Kobe Bryant will play in Philadelphia for the final time on Tuesday. Revisiting his thoughts on fellow Draft Class great Allen Iverson, and the end of an era.
Whenever I interview Kobe Bryant, I have a few favorite topics. They include his love for Philadelphia, his sister Sharia, the ’96 draft and sneakers.
Kobe has this weird thing about the city of Philadelphia. I can vividly remember it as far back as 1995, when people would say he’s from the suburbs and not really from Philly. Next, it was that he wasn’t playing in the “pub” (Philadelphia Public League) so he was only a great player because his competition was second class citizens. I’ve used my access as a writer to slowly set the record straight over the years.
His sister and I attended Temple University together and between the three of us, we have formed a unique bond. We are friends, and everyone respects one another, and the job we have to do as athlete, journalist and family member. She has given me great insight over the years and in turn, he and I have had really good conversations.
Friday, November 6, 2015, Brooklyn, NY
Whenever the Lakers play on the East Coast, I try my best to be there.
From the start, this one was different. I walked into the Barclays Center two hours before the game, and there was a sheet in the media room that said Kobe would do media availability at 6:15 p.m.
For anyone that has covered the Lakers, they know that this NEVER happens. And not only was he available, he walked over to the herd of writers, TV personalities, and analysts, alone, then he shakes my hand—we say What’s up, and then he begins answering questions.
When he was done, he started talking to Howard Beck, formerly of the LA Times, now with Bleacher Report, and we all walk a short distance to the visitor’s locker room.
Mind you, there is a film crew following us, and his wife and children have made the cross country trip to watch him play in New York. And to make my mind wander even further, he has been speaking with the media without a Lakers public relations manager around.

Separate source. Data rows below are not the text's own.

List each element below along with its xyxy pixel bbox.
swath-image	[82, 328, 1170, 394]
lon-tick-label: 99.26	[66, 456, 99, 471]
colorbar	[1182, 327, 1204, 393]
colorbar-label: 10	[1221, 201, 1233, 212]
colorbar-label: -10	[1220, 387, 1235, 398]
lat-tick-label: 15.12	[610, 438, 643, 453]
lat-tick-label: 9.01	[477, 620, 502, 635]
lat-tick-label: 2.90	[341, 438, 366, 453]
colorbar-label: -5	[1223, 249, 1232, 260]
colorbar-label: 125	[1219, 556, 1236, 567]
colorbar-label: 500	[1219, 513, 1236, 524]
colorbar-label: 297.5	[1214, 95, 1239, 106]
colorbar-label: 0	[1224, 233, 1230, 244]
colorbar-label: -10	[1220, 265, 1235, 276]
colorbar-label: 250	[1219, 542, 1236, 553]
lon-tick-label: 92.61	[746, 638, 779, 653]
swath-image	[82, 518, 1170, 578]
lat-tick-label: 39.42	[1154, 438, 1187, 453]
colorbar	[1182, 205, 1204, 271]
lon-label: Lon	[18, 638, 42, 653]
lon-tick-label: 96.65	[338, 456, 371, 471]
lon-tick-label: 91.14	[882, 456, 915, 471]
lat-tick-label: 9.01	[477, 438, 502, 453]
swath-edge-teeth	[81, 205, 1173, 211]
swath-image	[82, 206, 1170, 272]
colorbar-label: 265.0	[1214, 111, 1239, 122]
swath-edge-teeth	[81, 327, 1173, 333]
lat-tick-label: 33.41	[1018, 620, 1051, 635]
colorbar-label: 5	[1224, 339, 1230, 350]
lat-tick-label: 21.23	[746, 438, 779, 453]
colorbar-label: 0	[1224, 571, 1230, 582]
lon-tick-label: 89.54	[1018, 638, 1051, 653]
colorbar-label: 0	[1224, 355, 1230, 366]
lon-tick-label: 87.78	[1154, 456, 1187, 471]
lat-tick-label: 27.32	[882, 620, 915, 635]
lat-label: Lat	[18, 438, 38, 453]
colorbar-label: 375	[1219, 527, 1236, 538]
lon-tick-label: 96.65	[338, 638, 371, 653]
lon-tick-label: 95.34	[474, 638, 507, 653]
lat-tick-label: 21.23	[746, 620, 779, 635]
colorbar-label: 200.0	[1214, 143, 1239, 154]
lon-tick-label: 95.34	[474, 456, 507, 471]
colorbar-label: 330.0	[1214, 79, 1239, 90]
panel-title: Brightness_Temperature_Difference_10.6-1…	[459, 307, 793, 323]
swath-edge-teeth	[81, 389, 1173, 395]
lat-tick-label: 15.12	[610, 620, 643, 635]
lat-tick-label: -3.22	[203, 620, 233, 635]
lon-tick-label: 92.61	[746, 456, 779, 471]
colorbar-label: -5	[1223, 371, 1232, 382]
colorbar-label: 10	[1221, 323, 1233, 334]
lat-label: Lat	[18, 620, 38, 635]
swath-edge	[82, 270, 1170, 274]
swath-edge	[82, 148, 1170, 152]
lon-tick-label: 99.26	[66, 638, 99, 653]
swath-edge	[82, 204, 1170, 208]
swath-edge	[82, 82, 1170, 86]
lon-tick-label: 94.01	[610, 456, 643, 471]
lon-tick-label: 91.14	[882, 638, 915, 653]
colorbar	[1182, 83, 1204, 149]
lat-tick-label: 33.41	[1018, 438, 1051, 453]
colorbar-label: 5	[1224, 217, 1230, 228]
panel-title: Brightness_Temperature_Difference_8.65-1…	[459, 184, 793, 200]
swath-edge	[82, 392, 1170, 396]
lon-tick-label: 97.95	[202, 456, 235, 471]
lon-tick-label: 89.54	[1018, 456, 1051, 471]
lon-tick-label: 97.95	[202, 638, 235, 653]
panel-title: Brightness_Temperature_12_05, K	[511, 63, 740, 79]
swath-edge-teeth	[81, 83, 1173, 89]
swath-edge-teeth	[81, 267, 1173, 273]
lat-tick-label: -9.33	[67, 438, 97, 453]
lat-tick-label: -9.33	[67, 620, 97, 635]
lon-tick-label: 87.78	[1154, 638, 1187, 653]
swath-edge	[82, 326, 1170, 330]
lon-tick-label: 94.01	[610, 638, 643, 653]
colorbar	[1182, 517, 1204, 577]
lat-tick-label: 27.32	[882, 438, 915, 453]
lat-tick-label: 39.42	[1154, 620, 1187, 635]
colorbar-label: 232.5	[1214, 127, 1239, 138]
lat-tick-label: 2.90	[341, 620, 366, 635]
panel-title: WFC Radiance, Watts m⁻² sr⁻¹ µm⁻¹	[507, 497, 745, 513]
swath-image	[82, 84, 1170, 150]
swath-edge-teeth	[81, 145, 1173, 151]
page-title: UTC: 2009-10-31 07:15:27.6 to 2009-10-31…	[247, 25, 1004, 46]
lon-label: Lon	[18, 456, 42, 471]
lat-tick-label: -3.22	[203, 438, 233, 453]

And this very rarely happens, especially with someone of his stature.
When he and I were alone, I asked him a few questions about the Draft, and how his and Kerry Kittles’ paths have played out, from their pick-up games at Villanova, to their respective careers.
Then I asked him about Allen Iverson, because with AI being eligible for the Hall of Fame, I wanted to get his honest opinion of him. When he put him in the same sentence as Michael Jordan, I understood how special KB considers Allen Iverson to be as an undersized guard. It’s easy for any of us to say AI is one of the best ever, but to hear someone like Kobe say that, it holds a lot more weight and validation.
A few weeks after that day in Brooklyn, Kobe wrote his “Dear Basketball” poem, expressing that this is indeed his swan song, and he is calling it a career after the 2015-16 season.